Shore power gets its name from plug-in electrical systems used on boats when docked. The vehicle is internally wired to use household current for HVAC and hotel loads. Electricity is obtained by plugging into outlets on bollards or posts at assigned parking places, usually after payment of a time-based fee.

A side benefit of shore power systems is that they can be constructed relatively quickly and inexpensively in freight yards, terminals, rest areas and truck stops.

Shore power, or truck-stop electrification as it is sometimes called, contrasts sharply with IdleAire, which is a pay-as you-go service requiring almost no financial investment to equip your truck. Generally all you need to hook up to IdleAire is a $10 window template.

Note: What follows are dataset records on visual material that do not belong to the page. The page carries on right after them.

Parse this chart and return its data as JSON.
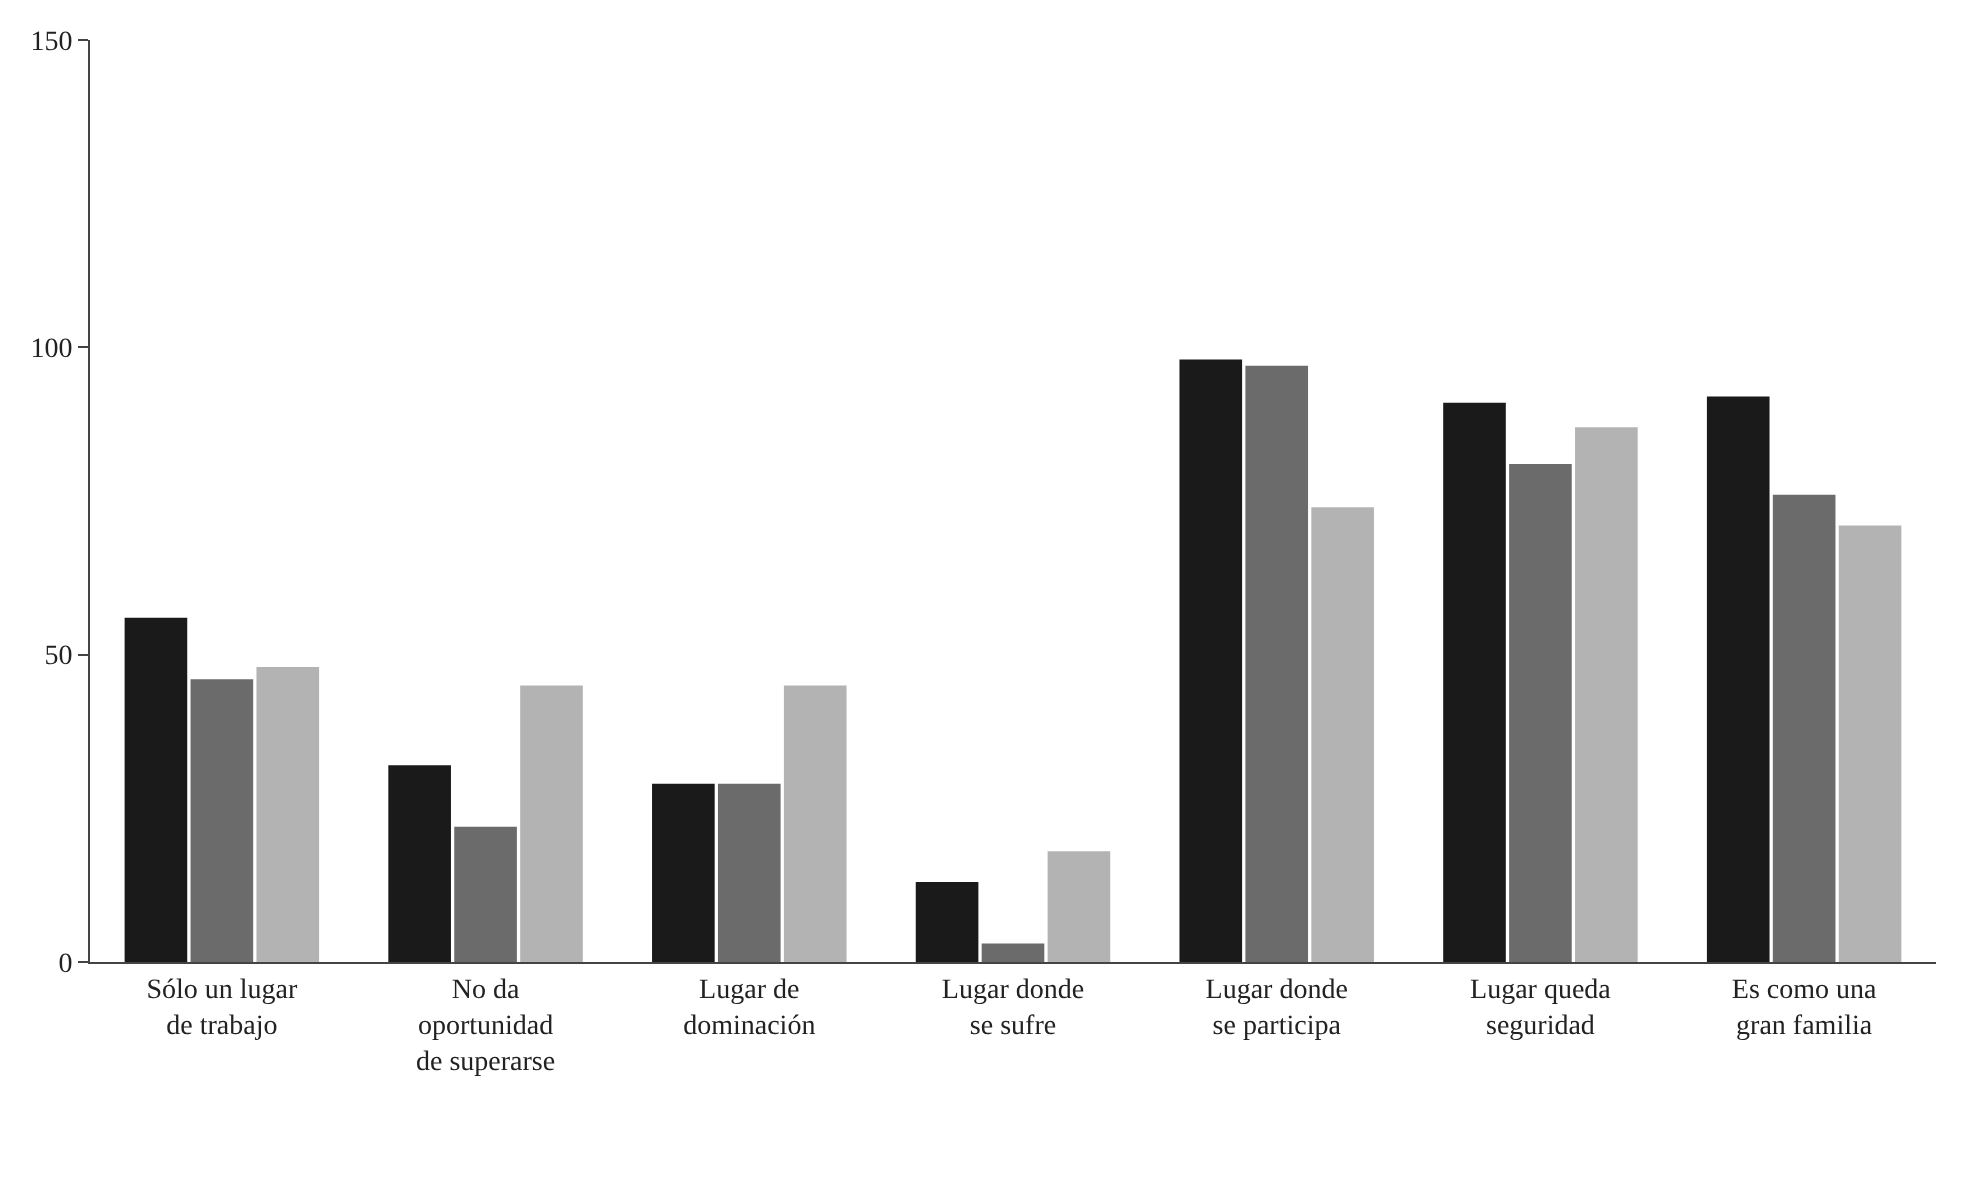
{
  "chart_data": {
    "type": "bar",
    "categories": [
      "Sólo un lugar\nde trabajo",
      "No da\noportunidad\nde superarse",
      "Lugar de\ndominación",
      "Lugar donde\nse sufre",
      "Lugar donde\nse participa",
      "Lugar queda\nseguridad",
      "Es como una\ngran familia"
    ],
    "series": [
      {
        "color": "#1a1a1a",
        "values": [
          56,
          32,
          29,
          13,
          98,
          91,
          92
        ]
      },
      {
        "color": "#6b6b6b",
        "values": [
          46,
          22,
          29,
          3,
          97,
          81,
          76
        ]
      },
      {
        "color": "#b3b3b3",
        "values": [
          48,
          45,
          45,
          18,
          74,
          87,
          71
        ]
      }
    ],
    "ylim": [
      0,
      150
    ],
    "yticks": [
      0,
      50,
      100,
      150
    ]
  }
}
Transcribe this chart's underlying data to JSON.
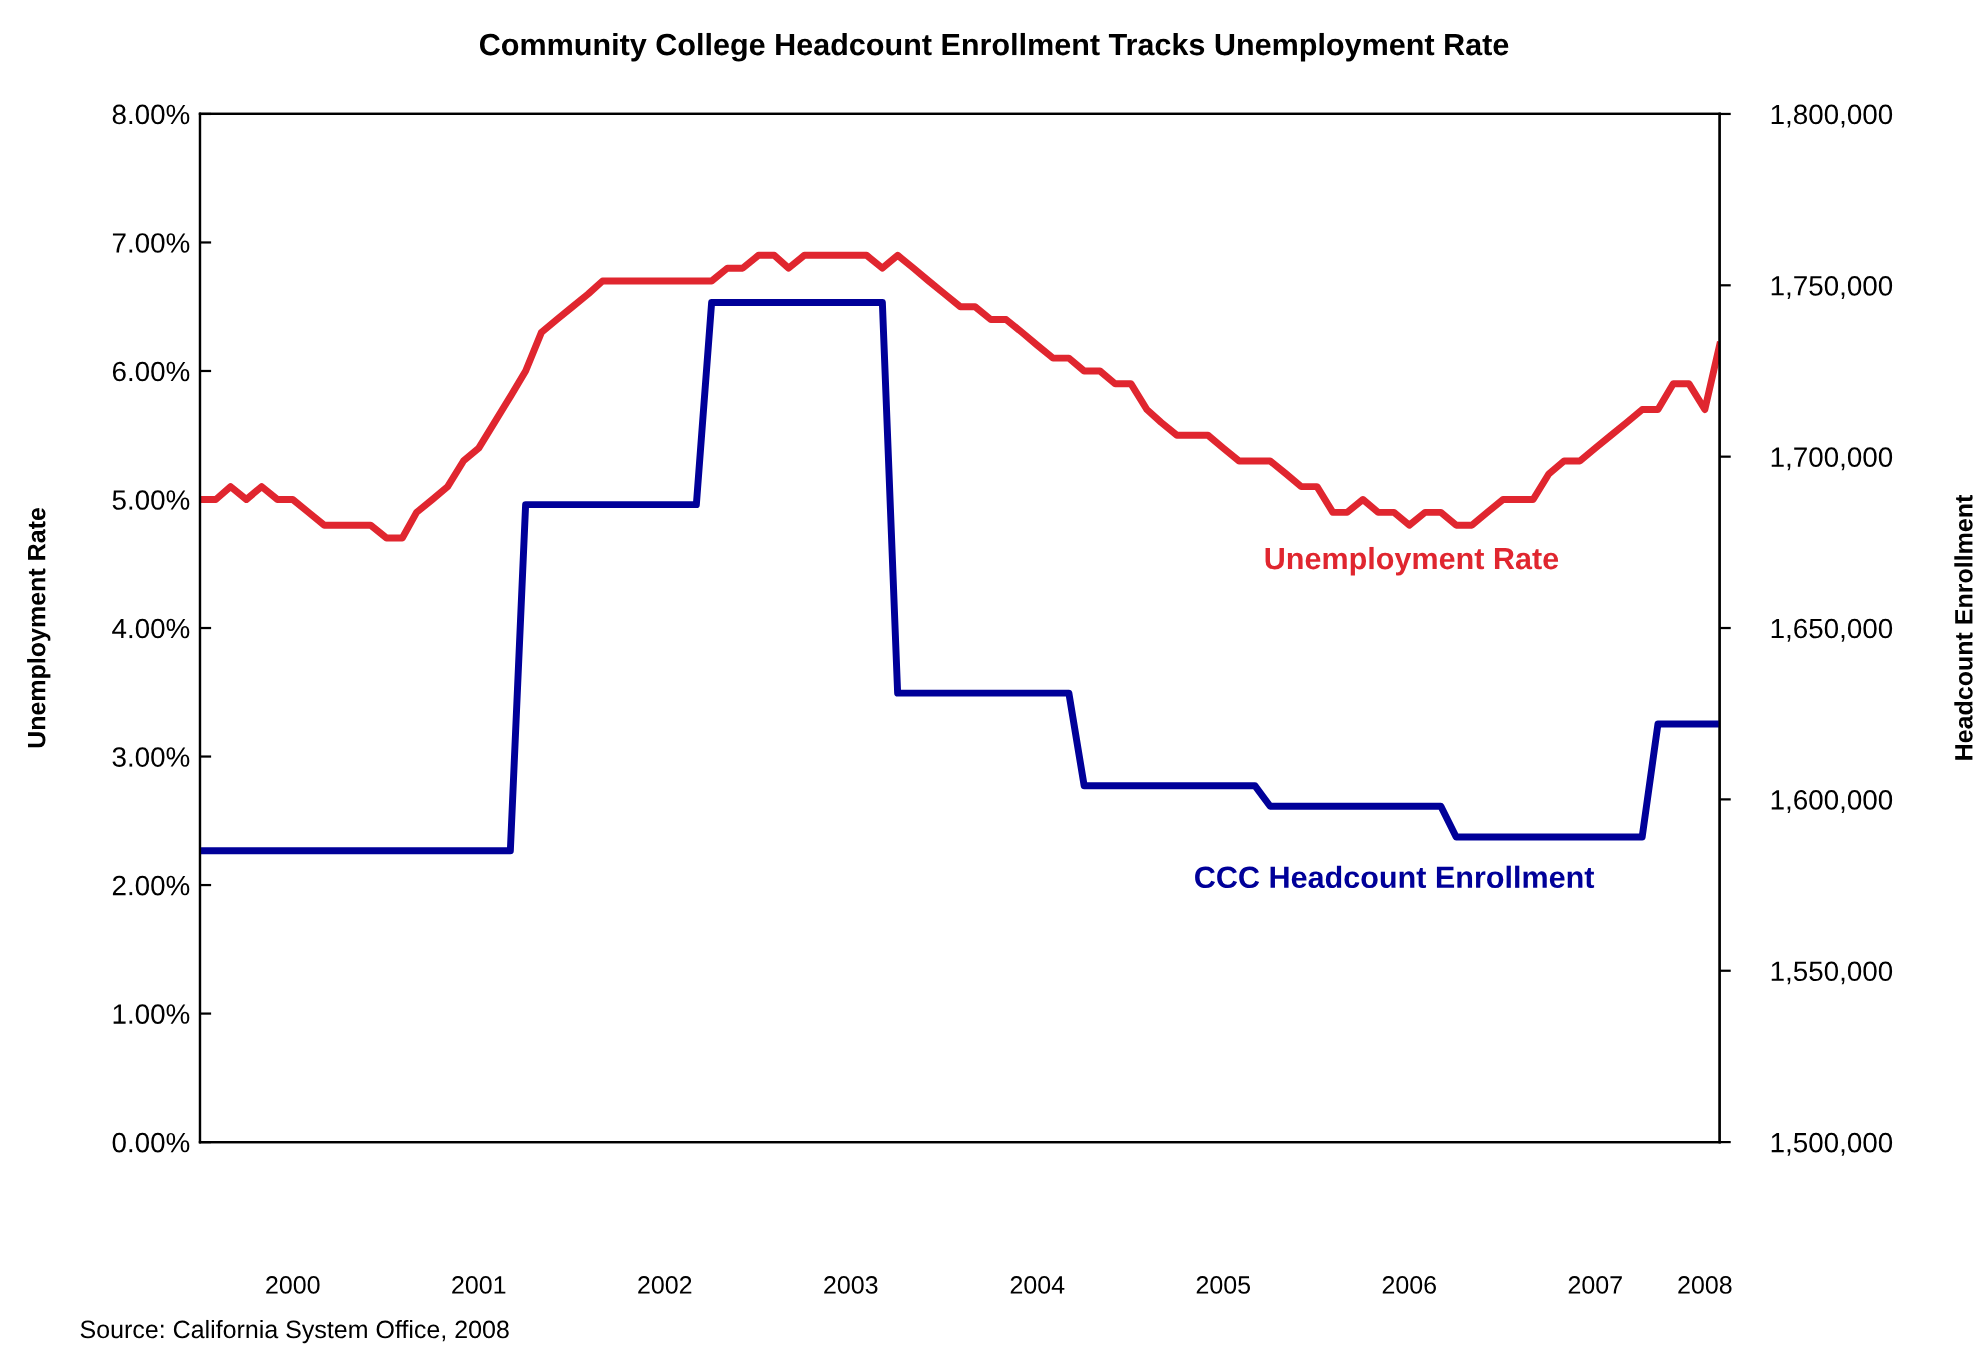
{
  "chart_data": {
    "type": "line",
    "title": "Community College Headcount Enrollment Tracks Unemployment Rate",
    "ylabel": "Unemployment Rate",
    "y2label": "Headcount Enrollment",
    "annotations": [
      "Source: California System Office, 2008"
    ],
    "x": [
      "2000-01",
      "2000-02",
      "2000-03",
      "2000-04",
      "2000-05",
      "2000-06",
      "2000-07",
      "2000-08",
      "2000-09",
      "2000-10",
      "2000-11",
      "2000-12",
      "2001-01",
      "2001-02",
      "2001-03",
      "2001-04",
      "2001-05",
      "2001-06",
      "2001-07",
      "2001-08",
      "2001-09",
      "2001-10",
      "2001-11",
      "2001-12",
      "2002-01",
      "2002-02",
      "2002-03",
      "2002-04",
      "2002-05",
      "2002-06",
      "2002-07",
      "2002-08",
      "2002-09",
      "2002-10",
      "2002-11",
      "2002-12",
      "2003-01",
      "2003-02",
      "2003-03",
      "2003-04",
      "2003-05",
      "2003-06",
      "2003-07",
      "2003-08",
      "2003-09",
      "2003-10",
      "2003-11",
      "2003-12",
      "2004-01",
      "2004-02",
      "2004-03",
      "2004-04",
      "2004-05",
      "2004-06",
      "2004-07",
      "2004-08",
      "2004-09",
      "2004-10",
      "2004-11",
      "2004-12",
      "2005-01",
      "2005-02",
      "2005-03",
      "2005-04",
      "2005-05",
      "2005-06",
      "2005-07",
      "2005-08",
      "2005-09",
      "2005-10",
      "2005-11",
      "2005-12",
      "2006-01",
      "2006-02",
      "2006-03",
      "2006-04",
      "2006-05",
      "2006-06",
      "2006-07",
      "2006-08",
      "2006-09",
      "2006-10",
      "2006-11",
      "2006-12",
      "2007-01",
      "2007-02",
      "2007-03",
      "2007-04",
      "2007-05",
      "2007-06",
      "2007-07",
      "2007-08",
      "2007-09",
      "2007-10",
      "2007-11",
      "2007-12",
      "2008-01",
      "2008-02",
      "2008-03"
    ],
    "series": [
      {
        "name": "Unemployment Rate",
        "color": "#e0262f",
        "values": [
          5.0,
          5.0,
          5.1,
          5.0,
          5.1,
          5.0,
          5.0,
          4.9,
          4.8,
          4.8,
          4.8,
          4.8,
          4.7,
          4.7,
          4.9,
          5.0,
          5.1,
          5.3,
          5.4,
          5.6,
          5.8,
          6.0,
          6.3,
          6.4,
          6.5,
          6.6,
          6.7,
          6.7,
          6.7,
          6.7,
          6.7,
          6.7,
          6.7,
          6.7,
          6.8,
          6.8,
          6.9,
          6.9,
          6.8,
          6.9,
          6.9,
          6.9,
          6.9,
          6.9,
          6.8,
          6.9,
          6.8,
          6.7,
          6.6,
          6.5,
          6.5,
          6.4,
          6.4,
          6.3,
          6.2,
          6.1,
          6.1,
          6.0,
          6.0,
          5.9,
          5.9,
          5.7,
          5.6,
          5.5,
          5.5,
          5.5,
          5.4,
          5.3,
          5.3,
          5.3,
          5.2,
          5.1,
          5.1,
          4.9,
          4.9,
          5.0,
          4.9,
          4.9,
          4.8,
          4.9,
          4.9,
          4.8,
          4.8,
          4.9,
          5.0,
          5.0,
          5.0,
          5.2,
          5.3,
          5.3,
          5.4,
          5.5,
          5.6,
          5.7,
          5.7,
          5.9,
          5.9,
          5.7,
          6.2
        ]
      },
      {
        "name": "CCC Headcount Enrollment",
        "color": "#000099",
        "axis": "y2",
        "type": "step",
        "values": [
          1585000,
          1585000,
          1585000,
          1585000,
          1585000,
          1585000,
          1585000,
          1585000,
          1585000,
          1585000,
          1585000,
          1585000,
          1585000,
          1585000,
          1585000,
          1585000,
          1585000,
          1585000,
          1585000,
          1585000,
          1585000,
          1686000,
          1686000,
          1686000,
          1686000,
          1686000,
          1686000,
          1686000,
          1686000,
          1686000,
          1686000,
          1686000,
          1686000,
          1745000,
          1745000,
          1745000,
          1745000,
          1745000,
          1745000,
          1745000,
          1745000,
          1745000,
          1745000,
          1745000,
          1745000,
          1631000,
          1631000,
          1631000,
          1631000,
          1631000,
          1631000,
          1631000,
          1631000,
          1631000,
          1631000,
          1631000,
          1631000,
          1604000,
          1604000,
          1604000,
          1604000,
          1604000,
          1604000,
          1604000,
          1604000,
          1604000,
          1604000,
          1604000,
          1604000,
          1598000,
          1598000,
          1598000,
          1598000,
          1598000,
          1598000,
          1598000,
          1598000,
          1598000,
          1598000,
          1598000,
          1598000,
          1589000,
          1589000,
          1589000,
          1589000,
          1589000,
          1589000,
          1589000,
          1589000,
          1589000,
          1589000,
          1589000,
          1589000,
          1589000,
          1622000,
          1622000,
          1622000,
          1622000,
          1622000
        ]
      }
    ],
    "xlim": [
      "2000-01",
      "2008-03"
    ],
    "xticks": [
      {
        "value": "2000-07",
        "label": "2000"
      },
      {
        "value": "2001-07",
        "label": "2001"
      },
      {
        "value": "2002-07",
        "label": "2002"
      },
      {
        "value": "2003-07",
        "label": "2003"
      },
      {
        "value": "2004-07",
        "label": "2004"
      },
      {
        "value": "2005-07",
        "label": "2005"
      },
      {
        "value": "2006-07",
        "label": "2006"
      },
      {
        "value": "2007-07",
        "label": "2007"
      },
      {
        "value": "2008-02",
        "label": "2008"
      }
    ],
    "ylim": [
      0,
      8
    ],
    "yticks": [
      {
        "value": 0,
        "label": "0.00%"
      },
      {
        "value": 1,
        "label": "1.00%"
      },
      {
        "value": 2,
        "label": "2.00%"
      },
      {
        "value": 3,
        "label": "3.00%"
      },
      {
        "value": 4,
        "label": "4.00%"
      },
      {
        "value": 5,
        "label": "5.00%"
      },
      {
        "value": 6,
        "label": "6.00%"
      },
      {
        "value": 7,
        "label": "7.00%"
      },
      {
        "value": 8,
        "label": "8.00%"
      }
    ],
    "y2lim": [
      1500000,
      1800000
    ],
    "y2ticks": [
      {
        "value": 1500000,
        "label": "1,500,000"
      },
      {
        "value": 1550000,
        "label": "1,550,000"
      },
      {
        "value": 1600000,
        "label": "1,600,000"
      },
      {
        "value": 1650000,
        "label": "1,650,000"
      },
      {
        "value": 1700000,
        "label": "1,700,000"
      },
      {
        "value": 1750000,
        "label": "1,750,000"
      },
      {
        "value": 1800000,
        "label": "1,800,000"
      }
    ],
    "grid": false,
    "legend": false,
    "marker": "none",
    "line_style": "solid"
  }
}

IdleAire does require a substantial investment in infrastructure at truck stops or other locations. It also requires dedicated parking spaces, which may or may not be occupied by paying IdleAire customers.

Hybrid solutions
Hybrid units that meet the California regs are also available. They use a combination of electric-powered air conditioning, inverters for hotel loads, cold storage and fuel-fired heaters. Electric climate control is considered low-polluting or zero-polluting, depending on the source of power generation.

Hybrid systems combine two or more energy sources for idle reduction, usually batteries or APUs for air conditioning and fuel-fired heaters for heat.

In California, fuel-fired heaters used on trucks with 2007 or newer engines must meet emissions standards specified in the state’s Low Emission Vehicle Program. To date, only Espar has been certified to meet that standard, but its competitors are expected to announce certification soon.

Thermal storage systems route cooled air through special ducts from the truck’s air conditioner when the engine is running. The cooled air chills chemicals that effectively store the A/C output. With the engine off, air blown over the units release heat to maintain cab temperature. The units absorb the heat from the cab air.

Seeking certification
Some APU manufacturers are working to develop units that meet California standards in stand-alone form. Others are trying to partner with engine makers to offer integrated, certified packages. However, engine builders may be reluctant to put a great deal of effort into third-party systems.

Truck OEMs such as Kenworth, Peterbilt and Mack offer HVAC devices that, because they are powered by deep cycle batteries, will be legal for use in California after the new rule for ’07 models and newer trucks goes into effect in January 2008.

Bergstrom’s NITE system using deep cycle batteries for air conditioning and Espar’s California certified fuel-fired heaters will also meet regulations. Drivers have expressed concerns, however, that batteries may lose sufficient power to cool effectively at extreme temperatures in the California desert.

The California regulations will apply to all trucks – but not RVs or motor homes – operating in the state. It won’t matter whether you’re picking up, delivering or just passing through, if your truck has an ’07 or newer engine, the rule will apply to you.

Previously, California regulations applied only to vehicles sold or registered in the state.

Questions have been raised as to whether this new approach violates the Interstate Commerce Clause of the U.S. Constitution because California is mandating equipment on trucks from other states. If a truck can legally operate in all other states, can California put additional restrictions on it when it enters, even if it is driving through and not doing business there?

That will be a challenge for the lawyers to handle.